Strettamente connessa a famiglia è l’educazione dei figli. «La famiglia è la prima, ma non l’unica ed esclusiva comunità educante» (FC, n. 40). Di particolare attualità è il rapporto con le altre forze educative. Per quanto tutte siano necessarie, alla famiglia, in special modo rispetto a questioni di attinenza morale e – sempre più spesso negli ultimi anni – antropologica e sessuale, «dev’essere assolutamente assicurato il diritto dei genitori alla scelta di un’educazione conforme alla loro fede religiosa» (ibid.). Un impegno attivo e propositivo, che non deve limitarsi alla – seppur comprensibile – contestazione. «Se nelle scuole si insegnano ideologie contrarie alla fede cristiana, la famiglia insieme ad altre famiglie, possibilmente mediante forme associative familiari, deve con tutte le forze e con sapienza aiutare i giovani a non allontanarsi dalla fede. In questo caso la famiglia ha bisogno di aiuti speciali da parte dei pastori d’anime, i quali non dovranno dimenticare che i genitori hanno l’inviolabile diritto di affidare i loro figli alla comunità ecclesiale» (ibid.).

Migranti: la Chiesa come patria

Non meno dibattuto è, fuori come dentro la Chiesa, il fenomeno delle migrazioni.

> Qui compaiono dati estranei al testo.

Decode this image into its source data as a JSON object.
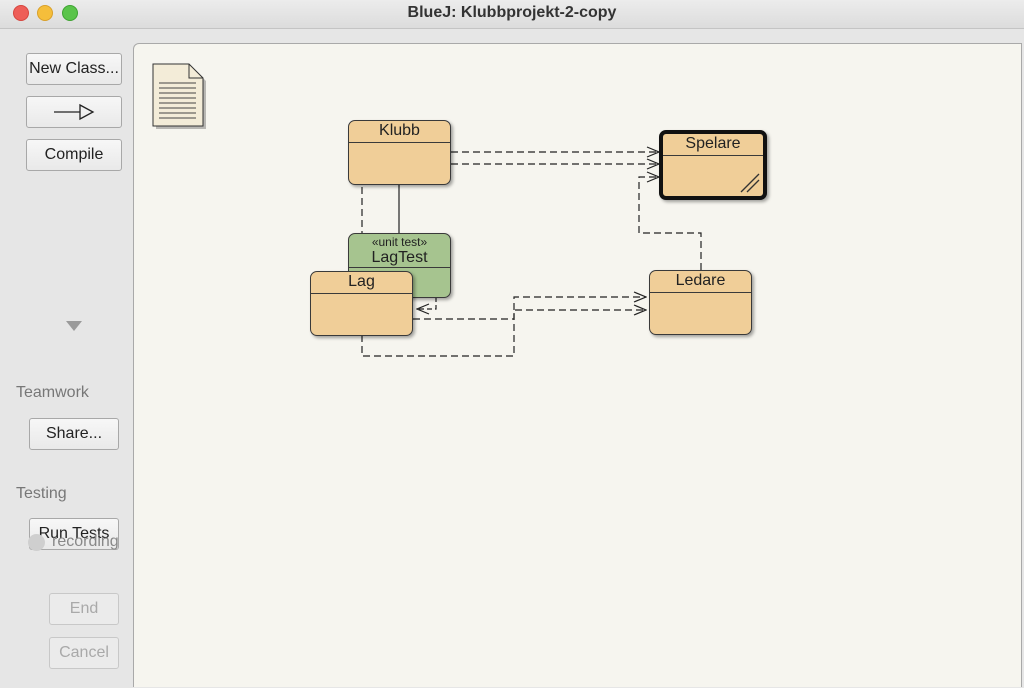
{
  "window": {
    "title": "BlueJ:  Klubbprojekt-2-copy"
  },
  "toolbar": {
    "new_class_label": "New Class...",
    "inheritance_arrow_icon": "inheritance-arrow-icon",
    "compile_label": "Compile"
  },
  "teamwork": {
    "label": "Teamwork",
    "share_label": "Share..."
  },
  "testing": {
    "label": "Testing",
    "run_tests_label": "Run Tests",
    "recording_label": "recording",
    "end_label": "End",
    "cancel_label": "Cancel"
  },
  "diagram": {
    "readme_icon": "document-icon",
    "classes": [
      {
        "name": "Klubb",
        "kind": "class",
        "color": "#f0ce98"
      },
      {
        "name": "Spelare",
        "kind": "class",
        "selected": true,
        "color": "#f0ce98"
      },
      {
        "name": "LagTest",
        "kind": "unit test",
        "stereotype": "«unit test»",
        "color": "#a6c48f"
      },
      {
        "name": "Lag",
        "kind": "class",
        "color": "#f0ce98"
      },
      {
        "name": "Ledare",
        "kind": "class",
        "color": "#f0ce98"
      }
    ]
  }
}
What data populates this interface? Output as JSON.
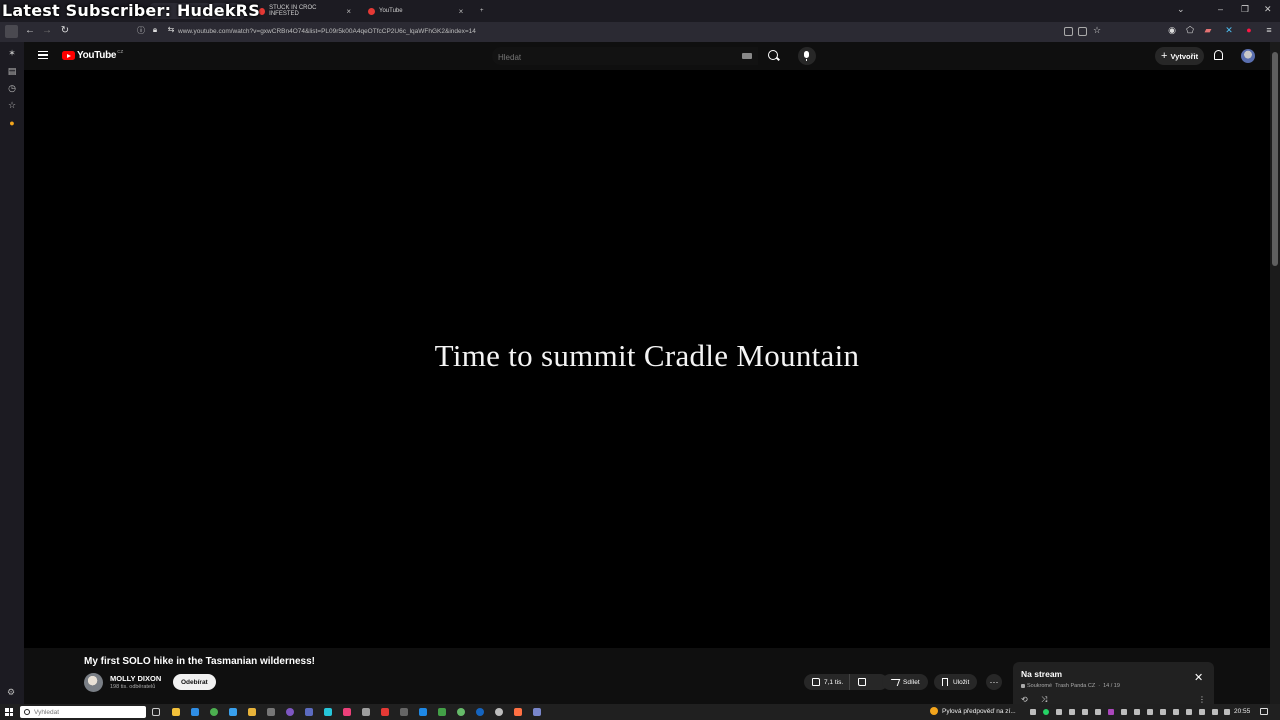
{
  "overlay": {
    "text": "Latest Subscriber: HudekRS"
  },
  "browser": {
    "tabs": [
      {
        "label": "STUCK IN CROC INFESTED"
      },
      {
        "label": "YouTube"
      }
    ],
    "new_tab": "+",
    "url": "www.youtube.com/watch?v=gxwCRBn4O74&list=PL09r5k00A4qeOTfcCP2U6c_lqaWFhGK2&index=14"
  },
  "youtube": {
    "logo_text": "YouTube",
    "logo_country": "CZ",
    "search_placeholder": "Hledat",
    "create_label": "Vytvořit",
    "video": {
      "overlay_text": "Time to summit Cradle Mountain",
      "title": "My first SOLO hike in the Tasmanian wilderness!",
      "channel_name": "MOLLY DIXON",
      "subscribers": "198 tis. odběratelů",
      "subscribe_label": "Odebírat",
      "likes": "7,1 tis.",
      "share_label": "Sdílet",
      "save_label": "Uložit",
      "more_label": "···"
    },
    "playlist": {
      "title": "Na stream",
      "privacy": "Soukromé",
      "owner": "Trash Panda CZ",
      "position": "14 / 19"
    }
  },
  "taskbar": {
    "search_placeholder": "Vyhledat",
    "weather_text": "Pylová předpověď na zí...",
    "clock": "20:55"
  },
  "colors": {
    "youtube_red": "#ff0000",
    "page_bg": "#0f0f0f",
    "player_bg": "#000000",
    "pill_bg": "#272727"
  }
}
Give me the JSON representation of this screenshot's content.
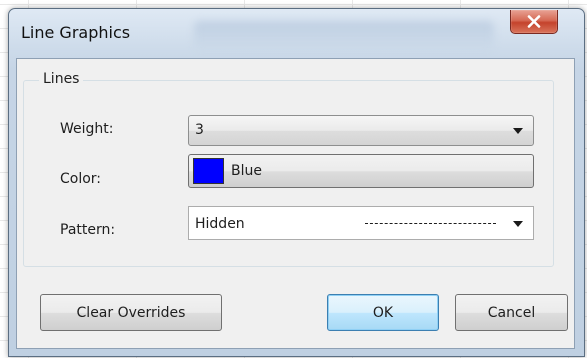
{
  "dialog": {
    "title": "Line Graphics"
  },
  "lines": {
    "group_label": "Lines",
    "weight": {
      "label": "Weight:",
      "value": "3"
    },
    "color": {
      "label": "Color:",
      "value": "Blue",
      "swatch": "#0000ff"
    },
    "pattern": {
      "label": "Pattern:",
      "value": "Hidden"
    }
  },
  "buttons": {
    "clear_overrides": "Clear Overrides",
    "ok": "OK",
    "cancel": "Cancel"
  },
  "icons": {
    "close": "close-icon",
    "dropdown": "chevron-down-icon"
  }
}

Dei migranti la Familiaris consortio ribadisce una storica posizione della Chiesa, «il diritto di emigrare come famiglie per cercare una vita migliore» (FC, n. 46). Non intendendo fare politica, ma guardando anzitutto ai problemi di casa propria, Giovanni Paolo II si appella all’intera comunità ecclesiale perché i migranti possano «trovare dappertutto, nella Chiesa, la loro patria. È questo un compito connaturale alla Chiesa, essendo segno di unità nella diversità» (FC, n. 77). Come scrivere di oggi, 36 anni fa.